Michigan DNR suspects early migration thanks to mild winter
BENTON HARBOR, Mich. - Where are all the salmon? That’s the question being asked right now among Lake Michigan’s fisherman.
Usually in March, Berrien County’s coast is becoming a salmon haven for fisherman. Not this year.
It’s a good day to fish for William Parker. Parker sat on St. Joseph’s pier Monday with three others and caught about three fish an hour. The fish Parker was catching weren’t the type he was hoping for this spring.
“I didn’t get my salmon stamp this year,” he said. “It didn’t seem like there were that many.
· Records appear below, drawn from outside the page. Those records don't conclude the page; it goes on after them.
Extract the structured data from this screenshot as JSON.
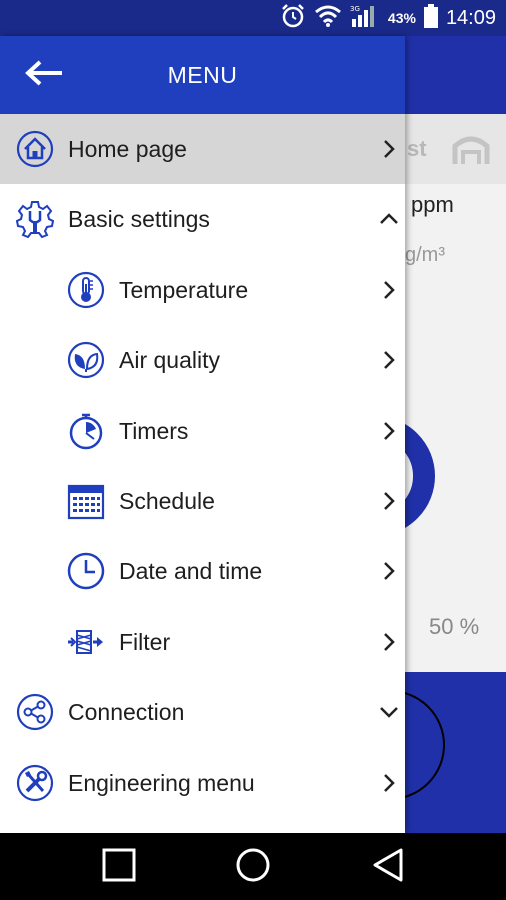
{
  "status_bar": {
    "battery_percent": "43%",
    "time": "14:09",
    "icons": [
      "alarm-icon",
      "wifi-icon",
      "signal-icon",
      "battery-icon"
    ]
  },
  "background_screen": {
    "tab_text": "st",
    "ppm_label": "ppm",
    "unit_label": "g/m³",
    "percent_label": "50 %"
  },
  "drawer": {
    "title": "MENU",
    "back_icon": "arrow-left-icon",
    "items": [
      {
        "label": "Home page",
        "icon": "home-icon",
        "chevron": "right",
        "active": true
      },
      {
        "label": "Basic settings",
        "icon": "gear-icon",
        "chevron": "up"
      },
      {
        "label": "Temperature",
        "icon": "thermometer-icon",
        "chevron": "right"
      },
      {
        "label": "Air quality",
        "icon": "leaf-icon",
        "chevron": "right"
      },
      {
        "label": "Timers",
        "icon": "stopwatch-icon",
        "chevron": "right"
      },
      {
        "label": "Schedule",
        "icon": "calendar-icon",
        "chevron": "right"
      },
      {
        "label": "Date and time",
        "icon": "clock-icon",
        "chevron": "right"
      },
      {
        "label": "Filter",
        "icon": "filter-icon",
        "chevron": "right"
      },
      {
        "label": "Connection",
        "icon": "share-icon",
        "chevron": "down"
      },
      {
        "label": "Engineering menu",
        "icon": "tools-icon",
        "chevron": "right"
      }
    ]
  },
  "colors": {
    "primary": "#1f3fbf",
    "dark_primary": "#1a2a8a",
    "icon": "#1f3fbf",
    "active_row": "#d6d6d6"
  },
  "nav_bar": {
    "buttons": [
      "recents-icon",
      "home-circle-icon",
      "back-triangle-icon"
    ]
  }
}
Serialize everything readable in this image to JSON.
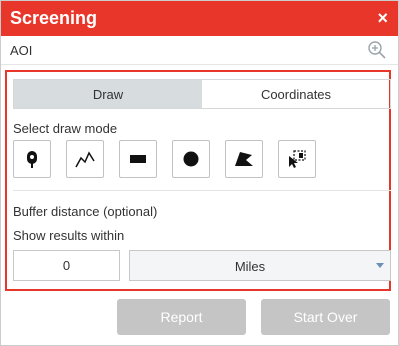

Parker heard about the poor salmon fishing in Lake Michigan and opted to not even try.
“I don’t think anyone knows where they are,” said Pete McCarty, from Battle Creek, who came to Southwest Michigan Monday just to catch salmon. McCarty considers himself lucky. Between him and his two buddies they spent five hours fishing and caught two salmon.
McCarty remembers March salmon fishing in years past. “Typically,” he said. “Two guys would come down and catch five or six fish in a couple of hours.”
The Michigan DNR post in Plainwell told ABC 57 News Monday that fisheries are about a month ahead of normal years thanks to the mild winter. They suspect salmon populations have migrated either North in Lake Michigan or to deeper water.
Normal salmon migration usually doesn’t happen until later in the spring.
For fisherman like Parker that means no salmon at all this year which is a shame. “Especially the price of them in the store it’s pretty high,” he said. The salmon he’s used to catching in March is usually pretty good eating.